Several studies published in 2012 have strengthened the association between lung disease and preclinical RA.
• Individuals not diagnosed with RA but at high risk, possessing antibodies to citrullinated peptides (CCP+) or at least two isotypes of rheumatoid factor antibodies, showed a high prevalence of disease in regions of the airway associated with inflammatory reactions (bronchial wall thickening, bronchiectasis, bronchiolitis). In this study, 5 of 42 subjects went on to develop RA within a median of 14 months.1
• A cohort of 74 CCP+ individuals with respiratory disease but no evidence of RA showed lung phenotypes similar to those of RA patients, and a few have gone on to develop RA.2
• Among CCP+ patients with very early RA, inflammatory lung changes appear in images from high-resolution computed tomography. Lung biopsies of these same patients reveal citrullinated peptides in a majority of samples.3
• Pilot results from a study initiated by one of us (KD), among subjects with established RA and others at risk due to a family history of RA, showed the presence of at least one RA-related antibody in the sputum of more than one-third (8/21) of seronegative subjects with a family history of RA. Sputum originates in the airways, the location of inflammatory response within the lung, supporting the idea that these autoimmune phenomena may arise within the lung and then disseminate to the joints via the circulation.4
In addition to the above lung findings, other evidence emerging in the past year adds to the increasingly convincing evidence regarding periodontal disease, and the microbe Porphyromonas gingivalis that most often causes it, as important factors in RA pathogenesis.
• Two intriguing case control studies, both involving DMARD-naive patients with early-onset RA, show a striking increase of periodontitis in these populations.5,6
• Porphyromonas gingivalis may play a role in establishing tolerance by introducing new epitopes that incite an autoantibody response. For instance, this microbe has been found to have a unique ability to citrullinate peptides by producing the enzyme peptidylarginine deaminase (PPAD), through the post-translational modification of arginine- containing peptides.7
• Expression of RA-related autoantibodies including anti-CCP antibodies and rheumatoid factor in individuals at increased risk for developing RA is associated with expression of antibodies to P. gingivalis.8
An ongoing study supported by the American College of Rheumatology has enrolled 618 patients with RA and controls with osteoarthritis to examine whether infection with P. gingivalis is associated with RA by observing the periodontal status of these individuals. (This is a larger challenge than anticipated, because so many patients with existing RA have lost so many teeth already). It is also examining banked sera from RA patients to look for novel proteins expressed by the microorganism that may drive autoimmunity in RA, and to determine whether immune responses to these factors predict future RA.
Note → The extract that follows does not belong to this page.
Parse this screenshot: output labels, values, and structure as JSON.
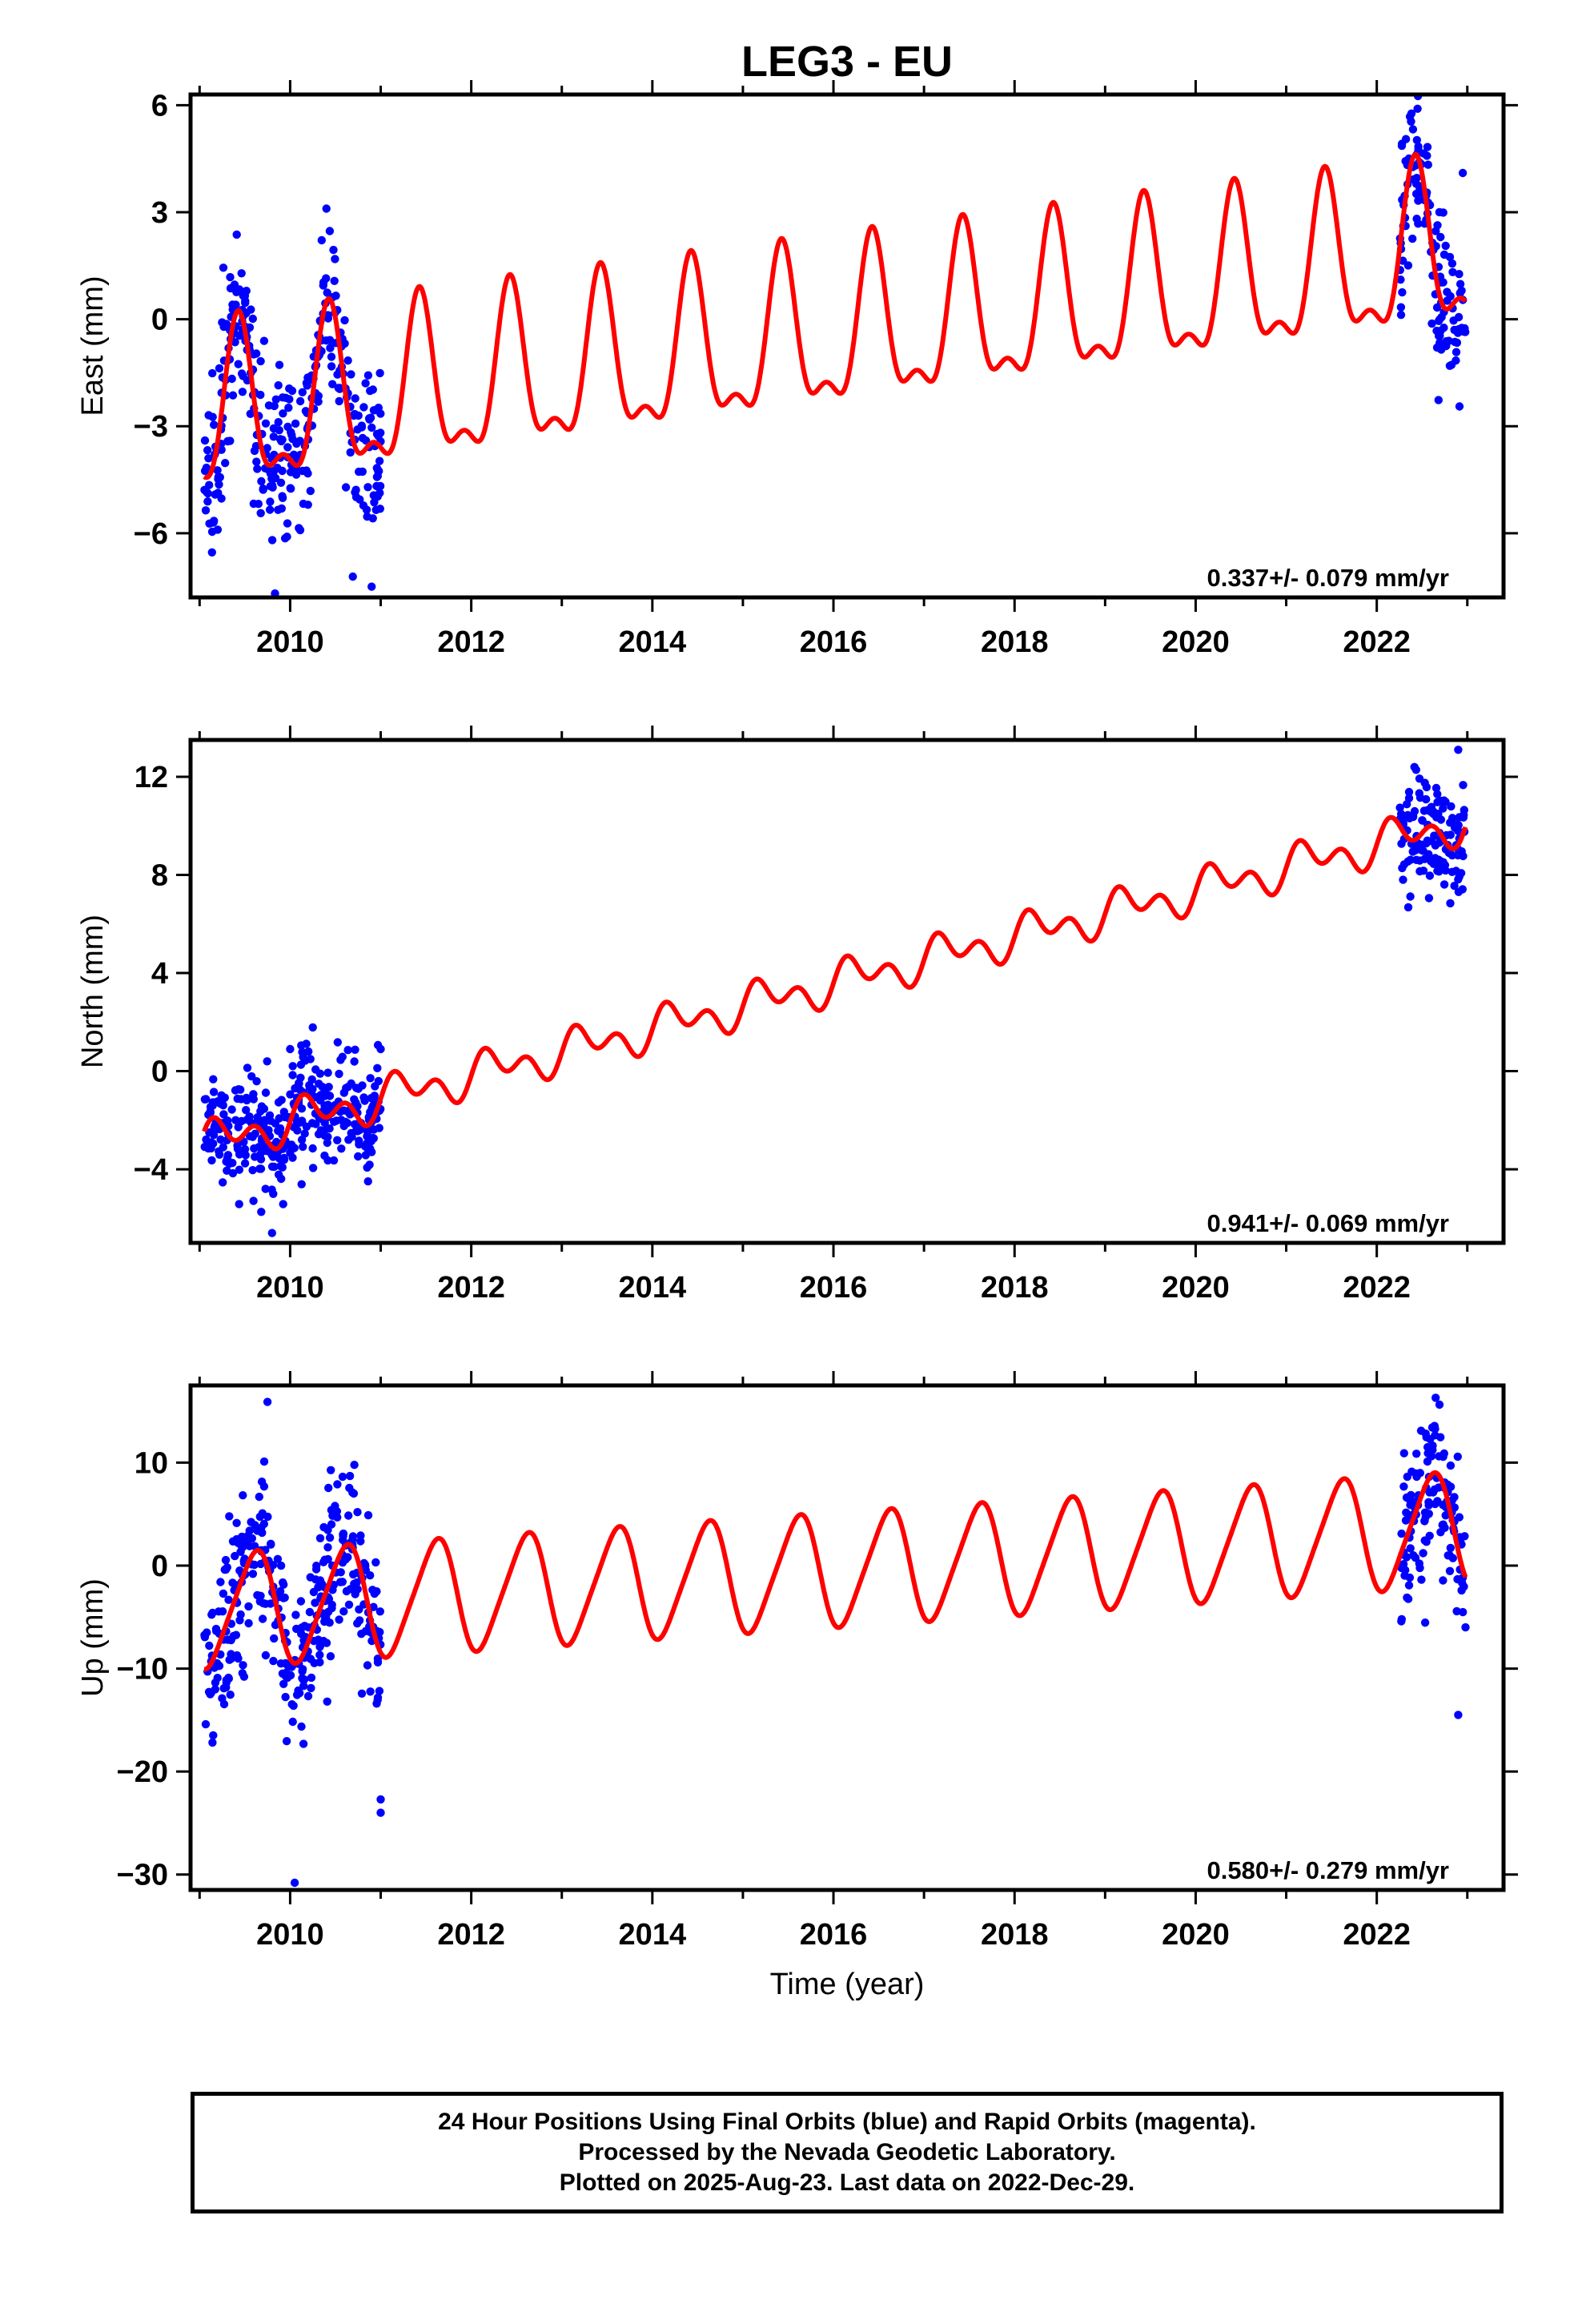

The circumstantial evidence for the scenario that begins with autoimmunity in the mucosa and ends with RA is compelling. There are marked similarities in histology, anatomy, and inflammatory pathways between the inflammatory disorders that involve mucosal tissue and those that involve the joints, and they also share some risk factors, including factors both genetic (HLA types) and environmental (smoking and infection). However, numerous questions remain to be resolved:
1. Is the association driven by shared risk factors? Because the association with smoking is not universal, exactly what role does it play in this sequence of events?
2. How does the autoimmunity move from the mucosal tissue to the joints (if it does)? Through shared antigens, epitope spread, immune complexes, or all of the above?
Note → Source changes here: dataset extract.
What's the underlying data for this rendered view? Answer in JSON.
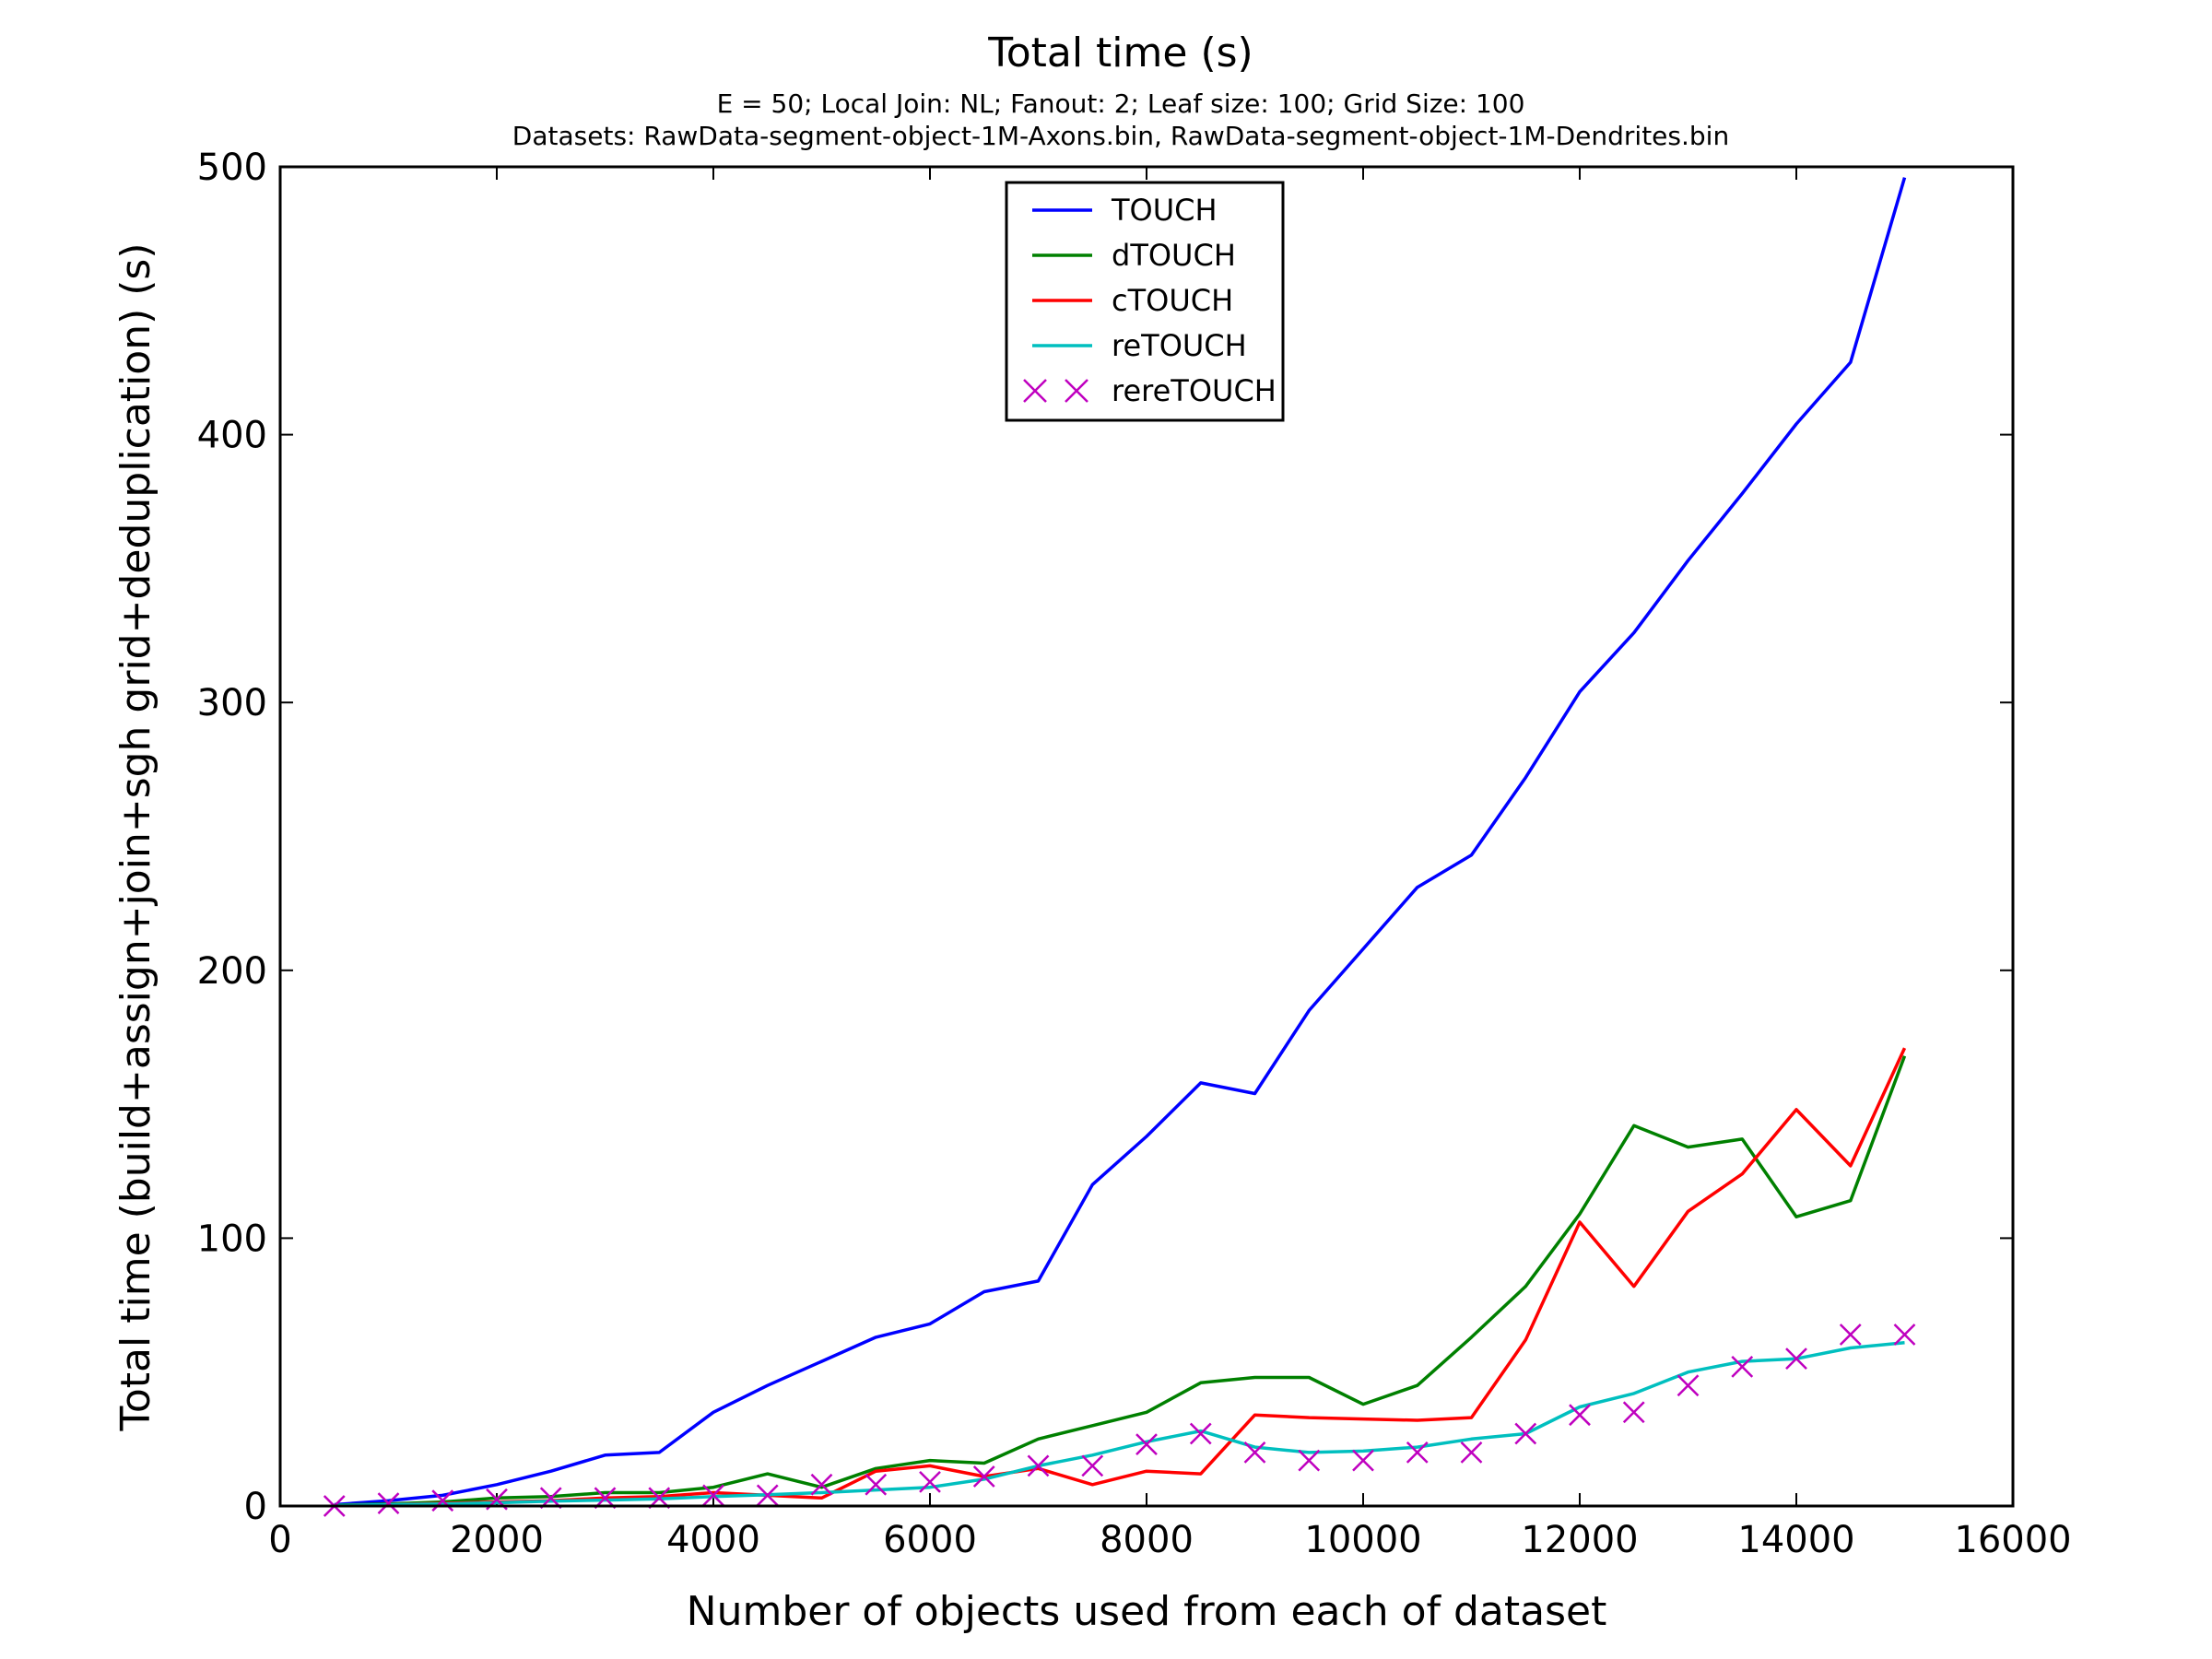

3. Could one mucosal site influence another? For instance, could periodontal disease contribute to lung inflammation? Does gastrointestinal inflammation influence genitourinary tract disorders?
The current attention paid to P. gingivalis is well justified, in that it is a predominant cause of periodontitis. However, the microbiome at the mucosal surface is composed of numerous bacteria that have shown a complex relationship promoting their mutual survival. Whether elements of this collaboration also promote auto-immunity is a matter that deserves further study from the viewpoint of systems biology.
Natural history studies of rheumatoid arthritis are also crucial to answering these questions. They are expensive and difficult, but worthwhile if we believe that understanding the origins of this disease is important to its prevention and effective treatment.
This review is adapted from presentations by the authors at the 2012 annual meeting of the American College of Rheumatology.